Brookfield East Students Take Action


Emma Schaetz

Spartan Banner Staff

Brookfield East Students decided it was time to take action. In the wake of the shooting at Marjory Stoneman Douglas High School in Parkland Florida, teenagers across the country have taken to protests, discussions, and expressions of solidarity in an effort to prevent such a tragedy from happening again.

To commemorate the one-month anniversary of the event, East faculty and students brainstormed multiple ways for members of the school to productively and effectively communicate their condolences and have their questions on safety answered.

After much discussion, four “stations” were designed, each uniquely allowing students to take the path of action they desired.

The first created a space for questions on safety protocol as well as suggestions for new policies. Martin Wilson, senior, thought learning more about the issue and how East deals with it was “the most productive thing to do,” as it would enable him to get other students involved and have his voice heard.

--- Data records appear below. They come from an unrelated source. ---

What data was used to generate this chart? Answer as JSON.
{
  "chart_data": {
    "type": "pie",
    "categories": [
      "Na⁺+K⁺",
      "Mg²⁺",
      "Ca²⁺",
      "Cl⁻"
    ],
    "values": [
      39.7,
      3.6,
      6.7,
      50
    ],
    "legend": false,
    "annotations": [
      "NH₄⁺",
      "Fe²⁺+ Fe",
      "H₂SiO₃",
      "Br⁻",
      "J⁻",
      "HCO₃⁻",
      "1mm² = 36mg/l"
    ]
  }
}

While he appreciated the opportunity to talk to fellow students and administrators, junior Evan Clark hoped there would be more specific information provided regarding what specifically students should do during these crisis situations. He argued that “there was a lot of mention of protocols, but no details.”

Associate Principal Mrs. Schenk, who conducted the session, was very happy with what she saw, as it allowed those who run the school to “hear student voices and validate that [the administration] wants to hear and address concerns.” She was glad to see so many students with passion about keeping Brookfield East safe.

The second of four stations gave students time to write letters to the members of the Stoneman Douglas community.

Many expressed how sad they were that the children their age had to go through something so tragic, that they would never be able to live the same again. Because their emotions were so strong, some students found it hard to put their thoughts into words.

Katie Krause, freshman, had an especially hard time writing her letter, as she “had never experienced anything like what they’re going through.” She felt so bad for the students that she was at a loss for words.

The third station gave students the opportunity to write to their local legislators; most chose to address their messages to Governor Walker, Representative Sensenbrenner, and/or State Senator Vukmir.

Anshul Tripathi, junior, believes that writing to government officials is the best way to make change – especially when an entire community does it. One letter alone may not do much; however, “hundreds of thousands will send a message that people care.”

The fourth and final station was walkout and moment of silence in the football field; students formed a circle and joined hands in solidarity and mourning for the victims and families affected by the shooting.

Senior Cailyn Reid found the moment to be a show of unity — people were able to “put the politics aside and come together as a cohesive unit”. The walkout was not about debating Republican and Democrat positions, it was about “remembering and honoring the 17 lost.”

The combined efforts of East students is certainly a positive step in the right direction, but sophomore Katrina Li argues that this isn’t enough, that we must take advantage of this momentum to create large change in the ways we view school safety.

Li thinks that the emotions running strong across the country are necessary for legislators to “reevaluate the policies currently in place” and make America a safer place. Through this movement, Brookfield East students can have real influence on the national level and have their voices heard across the country.